I also measured the time taken by SDL_GL_SwapBuffers(). It turned out to be between 0 ms and 36 ms! It seems also to be the case that zero and a larger value alternate.

I changed the shaders for the foliage to simpler ones with no normal mapping nor animation, but it had no effect.

Wouldn't the most accurate way to measure CPU time spent in functions be the use of a profiler? Often the large amount of time used in the initialization routines makes the results a bit difficult to read, but the call graph is pretty instructive. Of course per frame timing is not possible this way.

##### Share on other sites

It looks a lot like you're seeing the effects of buffering here.  I suggest adding a glFinish call before you get your start time, and another before you get your end time, which will give you the actual time that the driver and your hardware spend doing work; otherwise all that you're really measuring is the time taken to add everything to a command buffer: effectively the equivalent of a handful of memcpy calls.

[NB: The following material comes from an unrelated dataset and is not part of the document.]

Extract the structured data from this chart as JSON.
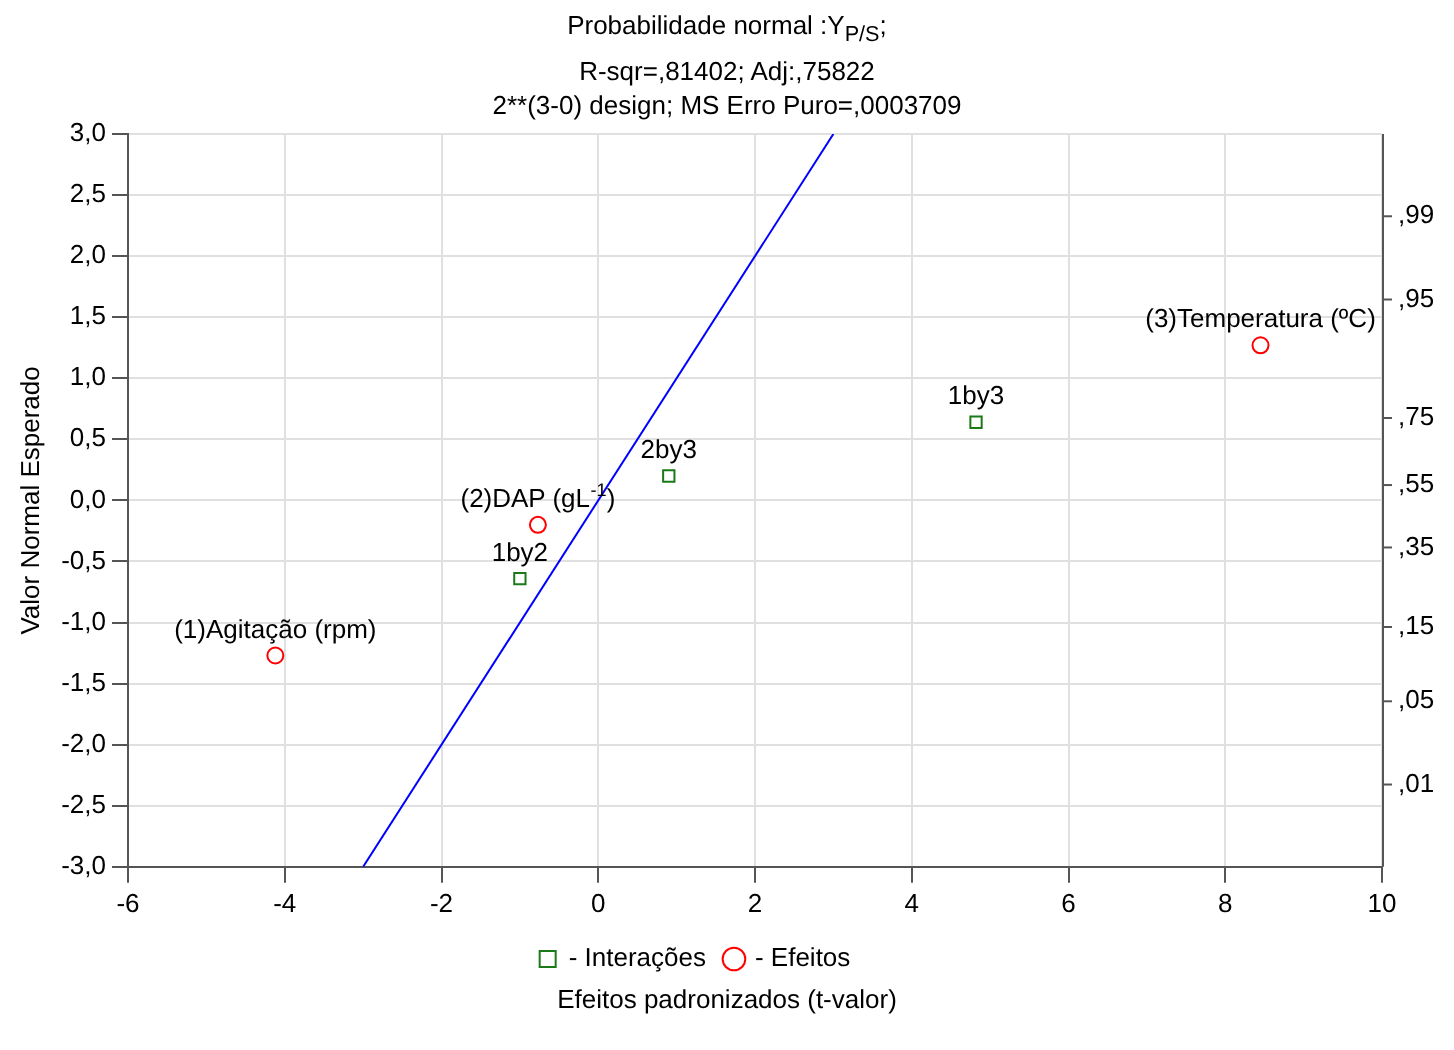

The glFinish before getting your start time ensures that any pending work is completed before it returns, so that doesn't skew your results.

The glFinish before getting your end time ensures that the work you've just submitted is completed before it returns, otherwise the GL calls you're profiling may not actually issue on the GPU until up to 3 frames later.

##### Share on other sites

It looks a lot like you're seeing the effects of buffering here.  I suggest adding a glFinish call before you get your start time, and another before you get your end time, which will give you the actual time that the driver and your hardware spend doing work; otherwise all that you're really measuring is the time taken to add everything to a command buffer: effectively the equivalent of a handful of memcpy calls.

The glFinish before getting your start time ensures that any pending work is completed before it returns, so that doesn't skew your results.

The glFinish before getting your end time ensures that the work you've just submitted is completed before it returns, otherwise the GL calls you're profiling may not actually issue on the GPU until up to 3 frames later.

Thanks for the tip.

I tried this:

glFinish();
long int time = getTimeMilliSec();
SDL_GL_SwapBuffers();
glFinish();
cout << getTimeMilliSec()-time << endl;


Now I get 0 or 1 ms.

##### Share on other sites

It once again turned out that something completely different was going on. I first removed the call to the "drawFoliage" function, but surprisingly the framerate was still low. After removing the piece of code that pushes the foliage data into the BVH the framerate increased back to a good level. I then enabled my BVH visualizer code to see what was going on. I made a little illustration of this: http://www.perilouspenguin.com/pics/illustration.jpg .

By BVH works so that it starts off as a quadtree, but each object belongs to a single leaf only. This is achieved by refitting the bounding box of a node each time the objects have been divided into four subnodes. This makes it possible to have ready-to-use render lists in the leaves. Of course it is assumed that no single object spans a significant portion of the map. This has worked well thus far, but for some reason adding the foliage groups (which are small area collections of low poly foliage objects) totally screwed the BVH node distribution. Thus much more objects were considered as visible at any location than before. I managed to mitigate this issue somewhat by increasing the BVH subdivision depth, but I feel that this is not the proper fix.